Working primarily with rodents, his lab has found significant health benefits to both IF and exercise, both of which he views in an evolutionary context. In a recent article in Health Naturally magazine, Mattson wrote:
"From an evolutionary perspective, IF is normal and eating 3 meals a day plus snacks is abnormal. Going without food for most of the day or even for several days is a challenge that we are very capable of meeting. Similarly, humans are capable of quite remarkable amounts of physical activity, particularly endurance running, which has been an important factor in their evolution.Challenges such as IF and exercise are not only tolerable, but we thrive on them because they make our cells and organs stronger, and more likely to recover from injuries and illnesses."

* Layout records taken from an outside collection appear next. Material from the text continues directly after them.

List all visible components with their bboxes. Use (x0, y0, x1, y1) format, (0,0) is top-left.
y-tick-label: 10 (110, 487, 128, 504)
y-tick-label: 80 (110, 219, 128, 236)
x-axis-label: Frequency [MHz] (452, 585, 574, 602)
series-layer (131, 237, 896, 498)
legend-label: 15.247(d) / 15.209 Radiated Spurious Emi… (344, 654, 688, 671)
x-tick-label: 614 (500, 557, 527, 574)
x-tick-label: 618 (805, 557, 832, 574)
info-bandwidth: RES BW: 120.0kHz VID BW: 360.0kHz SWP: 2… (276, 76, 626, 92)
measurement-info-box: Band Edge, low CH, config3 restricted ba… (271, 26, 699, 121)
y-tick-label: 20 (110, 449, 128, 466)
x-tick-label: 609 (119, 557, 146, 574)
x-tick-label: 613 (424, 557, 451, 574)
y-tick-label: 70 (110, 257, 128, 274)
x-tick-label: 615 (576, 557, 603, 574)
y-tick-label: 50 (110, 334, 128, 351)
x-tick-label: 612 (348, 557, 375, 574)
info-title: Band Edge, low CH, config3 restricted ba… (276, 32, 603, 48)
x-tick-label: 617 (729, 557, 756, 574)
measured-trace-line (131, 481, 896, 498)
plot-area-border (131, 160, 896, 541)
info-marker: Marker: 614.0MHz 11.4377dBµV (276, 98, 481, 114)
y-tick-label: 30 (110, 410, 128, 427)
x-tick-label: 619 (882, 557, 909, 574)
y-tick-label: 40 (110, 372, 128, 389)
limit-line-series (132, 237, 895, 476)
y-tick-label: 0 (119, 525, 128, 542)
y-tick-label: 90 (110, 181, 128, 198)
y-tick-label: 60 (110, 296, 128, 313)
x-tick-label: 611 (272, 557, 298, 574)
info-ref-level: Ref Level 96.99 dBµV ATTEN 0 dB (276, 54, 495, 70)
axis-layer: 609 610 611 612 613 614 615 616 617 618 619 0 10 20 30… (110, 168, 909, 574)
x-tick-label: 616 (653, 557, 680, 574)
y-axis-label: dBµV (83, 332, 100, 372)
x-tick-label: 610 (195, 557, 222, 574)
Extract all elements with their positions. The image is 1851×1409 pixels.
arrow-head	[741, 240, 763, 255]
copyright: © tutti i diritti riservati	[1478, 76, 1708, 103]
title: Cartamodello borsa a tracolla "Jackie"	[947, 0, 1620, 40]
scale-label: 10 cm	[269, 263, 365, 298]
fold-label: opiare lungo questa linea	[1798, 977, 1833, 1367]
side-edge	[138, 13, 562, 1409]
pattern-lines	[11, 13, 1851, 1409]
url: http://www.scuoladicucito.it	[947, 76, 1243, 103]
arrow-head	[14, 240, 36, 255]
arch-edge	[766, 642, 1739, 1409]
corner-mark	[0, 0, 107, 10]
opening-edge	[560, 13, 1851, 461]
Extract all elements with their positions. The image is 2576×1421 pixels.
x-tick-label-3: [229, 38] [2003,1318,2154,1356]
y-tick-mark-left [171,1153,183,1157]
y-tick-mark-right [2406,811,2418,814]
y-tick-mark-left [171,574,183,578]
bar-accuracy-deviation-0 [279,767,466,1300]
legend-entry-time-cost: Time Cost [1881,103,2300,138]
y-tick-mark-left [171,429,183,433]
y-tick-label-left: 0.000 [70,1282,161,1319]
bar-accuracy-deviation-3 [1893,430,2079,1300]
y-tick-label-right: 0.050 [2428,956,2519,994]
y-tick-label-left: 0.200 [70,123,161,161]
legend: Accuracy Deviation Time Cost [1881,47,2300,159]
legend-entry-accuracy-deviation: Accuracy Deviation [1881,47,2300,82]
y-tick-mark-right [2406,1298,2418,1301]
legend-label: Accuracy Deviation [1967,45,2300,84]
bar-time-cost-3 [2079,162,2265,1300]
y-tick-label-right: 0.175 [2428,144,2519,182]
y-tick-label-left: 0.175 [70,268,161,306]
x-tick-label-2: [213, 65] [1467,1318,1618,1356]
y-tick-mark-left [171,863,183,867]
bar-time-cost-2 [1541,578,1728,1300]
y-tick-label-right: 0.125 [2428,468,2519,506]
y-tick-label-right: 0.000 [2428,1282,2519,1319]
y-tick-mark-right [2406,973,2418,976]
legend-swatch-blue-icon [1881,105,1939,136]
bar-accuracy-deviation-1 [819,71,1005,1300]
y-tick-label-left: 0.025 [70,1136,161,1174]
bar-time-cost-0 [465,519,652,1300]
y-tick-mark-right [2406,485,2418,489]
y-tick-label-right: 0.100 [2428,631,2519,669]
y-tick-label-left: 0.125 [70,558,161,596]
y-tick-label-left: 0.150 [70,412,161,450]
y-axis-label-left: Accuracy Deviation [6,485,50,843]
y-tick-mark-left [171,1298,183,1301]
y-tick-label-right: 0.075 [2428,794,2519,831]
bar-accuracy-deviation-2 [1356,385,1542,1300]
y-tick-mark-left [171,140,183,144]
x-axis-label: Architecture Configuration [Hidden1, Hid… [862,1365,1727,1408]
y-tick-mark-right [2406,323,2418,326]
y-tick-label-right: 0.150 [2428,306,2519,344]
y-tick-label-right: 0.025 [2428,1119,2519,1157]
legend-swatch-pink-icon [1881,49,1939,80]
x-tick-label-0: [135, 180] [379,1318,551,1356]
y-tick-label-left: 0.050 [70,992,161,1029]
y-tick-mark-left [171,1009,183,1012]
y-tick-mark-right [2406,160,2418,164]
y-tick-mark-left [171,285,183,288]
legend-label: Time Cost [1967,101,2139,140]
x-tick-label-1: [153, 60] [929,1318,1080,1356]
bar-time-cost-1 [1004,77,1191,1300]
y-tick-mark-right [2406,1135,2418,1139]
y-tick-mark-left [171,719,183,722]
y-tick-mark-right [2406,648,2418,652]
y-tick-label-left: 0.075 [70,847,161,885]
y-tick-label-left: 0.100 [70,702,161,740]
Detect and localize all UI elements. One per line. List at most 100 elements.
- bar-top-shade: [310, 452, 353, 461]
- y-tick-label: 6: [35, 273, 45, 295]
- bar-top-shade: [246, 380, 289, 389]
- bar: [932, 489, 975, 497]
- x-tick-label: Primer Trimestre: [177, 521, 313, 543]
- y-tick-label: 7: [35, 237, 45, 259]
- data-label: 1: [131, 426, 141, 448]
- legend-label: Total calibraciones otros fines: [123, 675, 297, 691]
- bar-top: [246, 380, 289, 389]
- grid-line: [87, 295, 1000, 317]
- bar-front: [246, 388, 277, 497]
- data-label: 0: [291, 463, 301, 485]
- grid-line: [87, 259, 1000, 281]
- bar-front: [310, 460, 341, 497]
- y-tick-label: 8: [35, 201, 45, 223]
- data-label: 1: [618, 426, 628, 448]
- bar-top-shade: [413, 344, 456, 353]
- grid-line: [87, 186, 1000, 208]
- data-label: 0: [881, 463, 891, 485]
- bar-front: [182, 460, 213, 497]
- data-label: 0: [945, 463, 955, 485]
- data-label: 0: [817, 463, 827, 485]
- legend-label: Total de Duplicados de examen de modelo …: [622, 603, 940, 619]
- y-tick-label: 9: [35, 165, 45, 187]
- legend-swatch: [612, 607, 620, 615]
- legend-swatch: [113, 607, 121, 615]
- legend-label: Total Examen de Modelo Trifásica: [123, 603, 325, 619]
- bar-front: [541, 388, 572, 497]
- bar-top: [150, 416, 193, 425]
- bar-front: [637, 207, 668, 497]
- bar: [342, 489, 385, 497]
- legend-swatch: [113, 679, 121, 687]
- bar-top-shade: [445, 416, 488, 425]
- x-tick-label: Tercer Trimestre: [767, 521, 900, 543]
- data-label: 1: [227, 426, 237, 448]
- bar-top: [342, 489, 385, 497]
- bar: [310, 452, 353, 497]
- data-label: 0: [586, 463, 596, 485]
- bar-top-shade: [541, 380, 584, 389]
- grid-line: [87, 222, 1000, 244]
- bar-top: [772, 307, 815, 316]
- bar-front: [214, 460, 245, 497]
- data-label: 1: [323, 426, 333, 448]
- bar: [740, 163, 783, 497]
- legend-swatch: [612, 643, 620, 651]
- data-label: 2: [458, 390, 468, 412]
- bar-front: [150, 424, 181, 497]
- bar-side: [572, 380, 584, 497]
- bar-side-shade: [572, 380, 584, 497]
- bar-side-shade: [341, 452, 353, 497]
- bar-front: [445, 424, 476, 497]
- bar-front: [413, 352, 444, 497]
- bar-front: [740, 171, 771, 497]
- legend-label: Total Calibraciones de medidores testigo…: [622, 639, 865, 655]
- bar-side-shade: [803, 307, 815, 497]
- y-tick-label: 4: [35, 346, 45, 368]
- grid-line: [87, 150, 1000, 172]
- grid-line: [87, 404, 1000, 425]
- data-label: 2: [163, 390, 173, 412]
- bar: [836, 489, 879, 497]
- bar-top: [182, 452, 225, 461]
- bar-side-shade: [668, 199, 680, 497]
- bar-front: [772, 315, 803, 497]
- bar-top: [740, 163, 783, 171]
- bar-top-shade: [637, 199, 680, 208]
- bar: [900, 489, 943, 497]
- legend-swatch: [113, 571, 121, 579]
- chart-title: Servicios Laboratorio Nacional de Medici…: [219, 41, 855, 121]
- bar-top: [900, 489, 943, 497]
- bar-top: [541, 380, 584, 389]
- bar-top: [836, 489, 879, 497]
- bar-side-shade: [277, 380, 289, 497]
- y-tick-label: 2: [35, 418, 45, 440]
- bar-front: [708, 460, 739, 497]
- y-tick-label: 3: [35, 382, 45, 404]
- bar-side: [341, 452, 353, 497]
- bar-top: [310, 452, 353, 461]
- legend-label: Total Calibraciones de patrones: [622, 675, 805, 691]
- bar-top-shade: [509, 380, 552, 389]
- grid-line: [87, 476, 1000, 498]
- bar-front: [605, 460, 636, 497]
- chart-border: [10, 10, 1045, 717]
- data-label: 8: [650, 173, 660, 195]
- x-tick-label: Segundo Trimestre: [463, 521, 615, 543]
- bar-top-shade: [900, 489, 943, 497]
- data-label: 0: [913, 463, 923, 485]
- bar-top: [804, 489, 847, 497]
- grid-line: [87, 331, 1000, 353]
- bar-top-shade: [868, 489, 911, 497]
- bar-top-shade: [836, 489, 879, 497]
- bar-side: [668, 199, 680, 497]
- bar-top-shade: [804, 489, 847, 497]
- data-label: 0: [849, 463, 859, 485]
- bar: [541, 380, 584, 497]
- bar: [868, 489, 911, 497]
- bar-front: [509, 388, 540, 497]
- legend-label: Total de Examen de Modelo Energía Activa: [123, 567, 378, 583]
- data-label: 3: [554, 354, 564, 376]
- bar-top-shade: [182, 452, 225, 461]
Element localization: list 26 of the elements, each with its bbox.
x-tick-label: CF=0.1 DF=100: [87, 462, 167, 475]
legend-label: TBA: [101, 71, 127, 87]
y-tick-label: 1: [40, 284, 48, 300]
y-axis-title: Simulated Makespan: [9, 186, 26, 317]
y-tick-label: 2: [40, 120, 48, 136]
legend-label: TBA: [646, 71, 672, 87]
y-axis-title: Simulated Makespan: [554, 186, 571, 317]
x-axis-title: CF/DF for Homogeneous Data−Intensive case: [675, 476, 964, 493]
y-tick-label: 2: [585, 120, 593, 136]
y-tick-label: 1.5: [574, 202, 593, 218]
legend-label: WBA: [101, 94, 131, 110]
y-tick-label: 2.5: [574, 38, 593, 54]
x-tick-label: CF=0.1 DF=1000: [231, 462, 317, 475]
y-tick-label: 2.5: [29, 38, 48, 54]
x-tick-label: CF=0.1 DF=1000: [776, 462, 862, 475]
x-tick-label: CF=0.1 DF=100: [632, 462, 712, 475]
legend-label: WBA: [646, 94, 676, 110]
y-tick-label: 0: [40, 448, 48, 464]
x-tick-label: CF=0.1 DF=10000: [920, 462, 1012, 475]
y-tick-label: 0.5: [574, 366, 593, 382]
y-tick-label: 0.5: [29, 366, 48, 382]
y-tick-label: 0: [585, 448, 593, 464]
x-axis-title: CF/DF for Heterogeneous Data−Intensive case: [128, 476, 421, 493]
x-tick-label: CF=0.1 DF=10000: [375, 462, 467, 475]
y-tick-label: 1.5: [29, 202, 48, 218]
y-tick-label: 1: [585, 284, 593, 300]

Mattson's rodent experiments have shown that mild stresses like hunger and exercise can stimulate the growth of new brain cells, among other examples of cellular resilience. His lab has also linked IF to decreased blood pressure, improved recovery from stroke, decreased diabetic neuropathy, lowered cholesterol, decreased cancer rates, improved cognitive function and reduced inflammation in many parts of the body, including the lungs of asthmatics.
An IFer himself, Mattson rarely eats breakfast or lunch. His research and practice have turned him into a vocal critic of the food and drug industries for taking the low road with respect to public health. From his Health Naturally article:
"While the scientific evidence conclusively shows that IF is good for health, particularly in individuals who are overweight, health care providers rarely or never prescribe IF diets to their patients. Why? Sadly, the reason for this lack of effort by primary care physicians is that no one profits from IF prescriptions. The processed food and agriculture industries collaborate to produce and market energy-dense foods that include chemical additives that are addictive. ... Drugs are promoted by pharmaceutical companies with their implicit mantra: 'don't worry about getting a disease, we have a pill you can take for that.'"
Such claims may sound more like a diet guru hawking a book than one of the most frequently cited and highly respected researchers of his day. It's a sobering reminder of the frequent lag between medical research and dietary advice.
The calories-consumed-versus-calories-burned formula is not broken, but it certainly isn't as simple as it's often portrayed. And there is more than body fat at stake. Even though the medical establishment has yet to embrace IF, the good news is no prescription is required, and it might even save you money. By Mattson's estimates, IF can cut about 20 percent of your food bill, along with that stubborn belly fat.